Not precisely Albany, but we couldn’t help but notice this advertisement in the 1894 guide to Albany schools for the Smead System of Warming, Ventilation and Sanitation for School Buildings. They were very concerned about the physical state of teachers. “For teachers and children to breathe over and over air loaded with foul gases and organic impurities thrown off by lungs and skin, is just as filthy as if they should drink the water in which they have bathed, and is much more injurious to health.”

Luckily, there was a solution. The Smead System, in fact.
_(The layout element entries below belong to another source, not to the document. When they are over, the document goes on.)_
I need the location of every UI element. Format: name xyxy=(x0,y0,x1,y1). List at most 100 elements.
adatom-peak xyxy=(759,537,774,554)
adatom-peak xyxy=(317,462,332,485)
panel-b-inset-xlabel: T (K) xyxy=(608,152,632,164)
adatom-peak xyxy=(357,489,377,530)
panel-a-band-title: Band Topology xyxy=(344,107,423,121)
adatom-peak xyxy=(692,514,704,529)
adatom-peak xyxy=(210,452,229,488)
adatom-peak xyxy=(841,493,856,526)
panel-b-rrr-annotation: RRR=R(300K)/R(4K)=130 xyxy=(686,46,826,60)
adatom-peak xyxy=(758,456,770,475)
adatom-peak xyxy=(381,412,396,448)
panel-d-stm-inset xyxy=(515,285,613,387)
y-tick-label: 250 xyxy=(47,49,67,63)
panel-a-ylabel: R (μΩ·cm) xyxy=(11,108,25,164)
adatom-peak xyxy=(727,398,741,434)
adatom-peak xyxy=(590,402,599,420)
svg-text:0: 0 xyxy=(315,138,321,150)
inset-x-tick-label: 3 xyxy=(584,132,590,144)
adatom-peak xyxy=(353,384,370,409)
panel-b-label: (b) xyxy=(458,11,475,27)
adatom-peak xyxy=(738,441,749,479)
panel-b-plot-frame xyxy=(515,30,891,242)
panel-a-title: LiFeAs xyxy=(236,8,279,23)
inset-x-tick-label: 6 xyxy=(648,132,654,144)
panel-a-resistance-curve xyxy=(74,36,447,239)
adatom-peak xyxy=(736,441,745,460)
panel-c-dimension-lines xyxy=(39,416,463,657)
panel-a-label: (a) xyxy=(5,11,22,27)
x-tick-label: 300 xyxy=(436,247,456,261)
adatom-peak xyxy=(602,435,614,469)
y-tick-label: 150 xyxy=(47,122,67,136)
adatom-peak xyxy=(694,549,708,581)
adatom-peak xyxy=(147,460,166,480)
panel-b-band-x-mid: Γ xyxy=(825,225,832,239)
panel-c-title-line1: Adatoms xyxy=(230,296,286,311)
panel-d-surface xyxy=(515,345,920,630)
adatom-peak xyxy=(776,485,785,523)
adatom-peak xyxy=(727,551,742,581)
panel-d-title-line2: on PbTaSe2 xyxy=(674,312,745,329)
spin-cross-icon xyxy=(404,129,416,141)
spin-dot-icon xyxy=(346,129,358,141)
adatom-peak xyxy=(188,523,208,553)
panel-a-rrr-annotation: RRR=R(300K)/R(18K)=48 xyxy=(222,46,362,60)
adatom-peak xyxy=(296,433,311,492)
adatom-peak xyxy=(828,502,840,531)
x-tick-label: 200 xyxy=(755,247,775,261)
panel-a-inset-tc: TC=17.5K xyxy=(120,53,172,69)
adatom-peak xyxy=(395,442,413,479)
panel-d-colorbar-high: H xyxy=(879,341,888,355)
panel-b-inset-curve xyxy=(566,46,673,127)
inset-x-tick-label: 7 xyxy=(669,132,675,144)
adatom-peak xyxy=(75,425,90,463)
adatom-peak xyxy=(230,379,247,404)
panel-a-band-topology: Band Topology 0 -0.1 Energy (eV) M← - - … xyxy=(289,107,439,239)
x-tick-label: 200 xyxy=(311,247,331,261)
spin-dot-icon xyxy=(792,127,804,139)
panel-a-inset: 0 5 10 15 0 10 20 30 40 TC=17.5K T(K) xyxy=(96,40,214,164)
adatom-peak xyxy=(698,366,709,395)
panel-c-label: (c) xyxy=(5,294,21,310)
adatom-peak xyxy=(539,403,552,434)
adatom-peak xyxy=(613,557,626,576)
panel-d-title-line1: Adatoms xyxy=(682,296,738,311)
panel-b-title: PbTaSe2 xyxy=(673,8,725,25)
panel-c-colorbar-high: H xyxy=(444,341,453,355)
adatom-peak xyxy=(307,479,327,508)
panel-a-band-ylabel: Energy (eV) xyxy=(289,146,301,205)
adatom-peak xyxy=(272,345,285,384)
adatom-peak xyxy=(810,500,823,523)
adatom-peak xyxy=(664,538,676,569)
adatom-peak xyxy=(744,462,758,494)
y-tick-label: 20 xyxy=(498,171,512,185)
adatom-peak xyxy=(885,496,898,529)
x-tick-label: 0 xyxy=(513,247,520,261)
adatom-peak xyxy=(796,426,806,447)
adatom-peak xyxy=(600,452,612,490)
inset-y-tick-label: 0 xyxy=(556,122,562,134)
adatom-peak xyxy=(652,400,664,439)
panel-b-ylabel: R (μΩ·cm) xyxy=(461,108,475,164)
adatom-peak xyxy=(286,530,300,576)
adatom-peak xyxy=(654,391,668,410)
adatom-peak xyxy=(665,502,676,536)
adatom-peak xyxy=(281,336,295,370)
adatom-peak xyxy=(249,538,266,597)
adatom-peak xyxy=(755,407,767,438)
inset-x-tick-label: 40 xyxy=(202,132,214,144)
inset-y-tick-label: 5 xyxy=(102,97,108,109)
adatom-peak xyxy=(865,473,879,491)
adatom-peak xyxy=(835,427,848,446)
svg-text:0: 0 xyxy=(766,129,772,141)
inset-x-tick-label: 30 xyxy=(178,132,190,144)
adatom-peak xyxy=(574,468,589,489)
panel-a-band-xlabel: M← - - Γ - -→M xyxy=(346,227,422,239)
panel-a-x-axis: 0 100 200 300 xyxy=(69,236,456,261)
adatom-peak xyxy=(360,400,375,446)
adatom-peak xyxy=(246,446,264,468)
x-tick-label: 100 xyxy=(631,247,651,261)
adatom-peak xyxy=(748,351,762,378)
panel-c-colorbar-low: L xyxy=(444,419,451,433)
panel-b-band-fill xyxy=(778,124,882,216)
It was no experiment, but precisely what it was is not explained here. It is explained in a voluminous 1889 tome by Isaac Smead of Toledo, Ohio, with the fittingly voluminous title of “Ventilation and Warming of Buildings, Upon the Principles as Designed and Patented by Isaac D. Smead.” (Yeah, it’s on Google Books.)

The book is more of a hoot than this ad, beginning with a fictional interview question from an unnamed Dr. ____:

“Good morning, Mr. Smead; I am glad to find you in your office and alone. [Creeper alert] I am told that you are the largest manufacturer of warming and ventilating apparatus in America; and, being very much interested in the subject, I have called to get such information as you may feel disposed to give.”

Mr. Smead, you’ll be surprised to learn, was more than disposed to answer his fictional doctoral alter ego:

“I am glad to see you, Doctor, and if you are disposed to be influenced by facts rather than by theories, and will devote the necessary time to a full investigation, and then state your conclusions in a positive, definite manner, I will devote an hour or two a day to the subject, and when we are through I have no fear concerning the opinion you will hold.”

Oy. It does go on. Albany already had 5 buildings using the Smead system. We can assume the teachers working in those buildings maintained the rose in their cheeks.